You can now reference .NET Framework libraries from .NET Standard libraries using Visual Studio 2017 15.3. This feature helps you migrate .NET Framework code to .NET Standard or .NET Core over time (start with binaries and then move to source). It is also useful in the case that the source code is no longer accessible or is lost for a .NET Framework library, enabling it to be still be used in new scenarios.

We expect that this feature will be used most commonly from .NET Standard libraries. It also works for .NET Core apps and libraries. They can depend on .NET Framework libraries, too.

The supported scenario is referencing a .NET Framework library that happens to only use types within the .NET Standard API set. Also, it is only supported for libraries that target .NET Framework 4.6.1 or earlier (even .NET Framework 1.0 is fine).

So, in .netcore2 environment we can continue build/use Full .Net Framework as we did many years without the need to switch to .netstandard2 libraries.

With multi target project ,(net64;netstandard2), we get .net standard 2.0 out of box free (zero time effort) with the same API coverage.

Can you share your experience regarding: Can we continue build Full Framework 4.6.1 class library and use it in .netcore2? what is the limitation?


Solution

  • When you build a .NET Framework library, you can only use 4.6.1 with .NET Standard.

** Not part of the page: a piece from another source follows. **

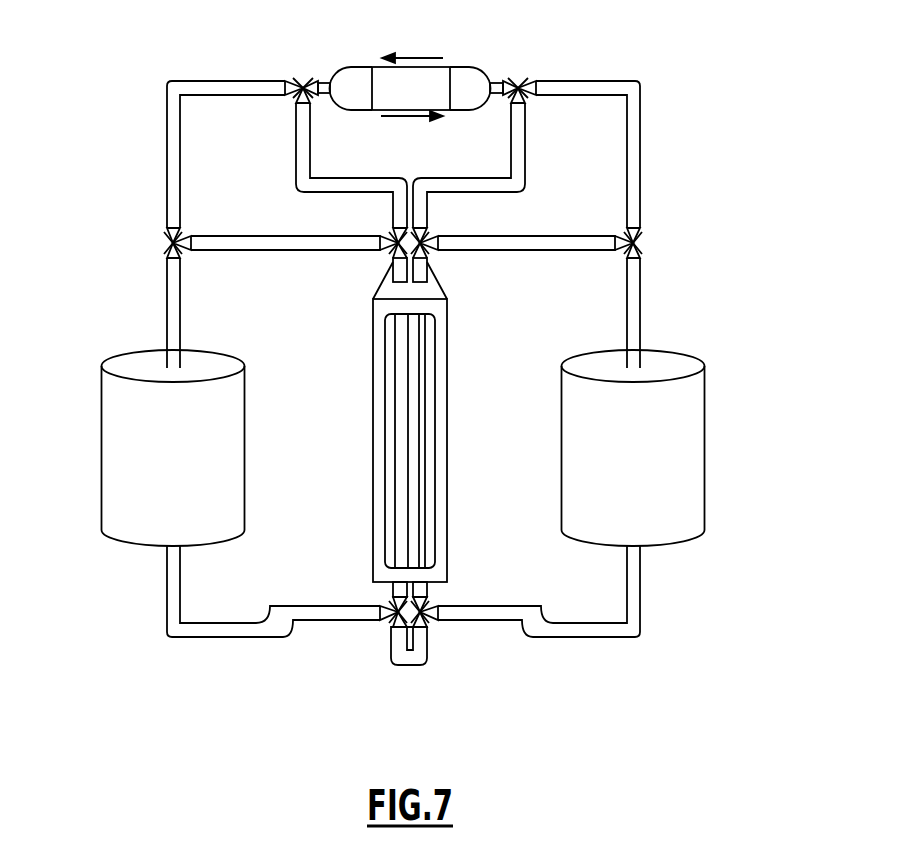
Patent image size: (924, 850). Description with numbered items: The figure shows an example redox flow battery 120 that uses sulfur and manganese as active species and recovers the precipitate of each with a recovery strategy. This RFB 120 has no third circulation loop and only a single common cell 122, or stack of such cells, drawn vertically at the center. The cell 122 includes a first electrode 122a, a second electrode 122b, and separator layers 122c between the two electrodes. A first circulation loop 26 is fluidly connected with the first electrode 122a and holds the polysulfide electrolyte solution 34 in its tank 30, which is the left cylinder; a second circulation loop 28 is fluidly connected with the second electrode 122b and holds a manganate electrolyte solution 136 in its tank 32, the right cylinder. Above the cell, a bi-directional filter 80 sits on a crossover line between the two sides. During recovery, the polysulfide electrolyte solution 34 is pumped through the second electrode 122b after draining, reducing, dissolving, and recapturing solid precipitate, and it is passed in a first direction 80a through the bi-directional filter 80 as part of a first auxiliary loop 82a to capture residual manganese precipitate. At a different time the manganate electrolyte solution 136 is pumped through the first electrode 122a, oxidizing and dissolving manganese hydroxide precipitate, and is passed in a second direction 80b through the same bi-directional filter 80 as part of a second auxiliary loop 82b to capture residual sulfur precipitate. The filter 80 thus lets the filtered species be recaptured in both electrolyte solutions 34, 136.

If you want to use a newer API that is in e.g. netstandard2.0 or .NET 4.7, you'd need to retarget your library to 4.7, which then cannot be used by netstandard2.0 / netcoreapp2.0 projects. Effectively, you are locked into .NET Framework version 4.6.1 and can (/should) never update it to a newer version. (Of course, there is a workaround involving disabling the implicit fallback definition and manually setting AssetTargetFallback in the consuming project, but it requires manually editing the .csproj file and instructing all package consumers to do so).

    Furthermore, the compatibility layer does not protect against using APIs that are not implemented on netstandard so a consuming project may get exceptions about missing types, methods, assemblies etc. Only when you target .NET Standard, your library is guaranteed to work on .NET Standard conformant platforms.

    A practical limitation currently is that referencing .NET Framework library projects(!) (not NuGet packages) from .NET Core is not possible / only works with specific setups and workarounds (you will get an incompatible target framework warning).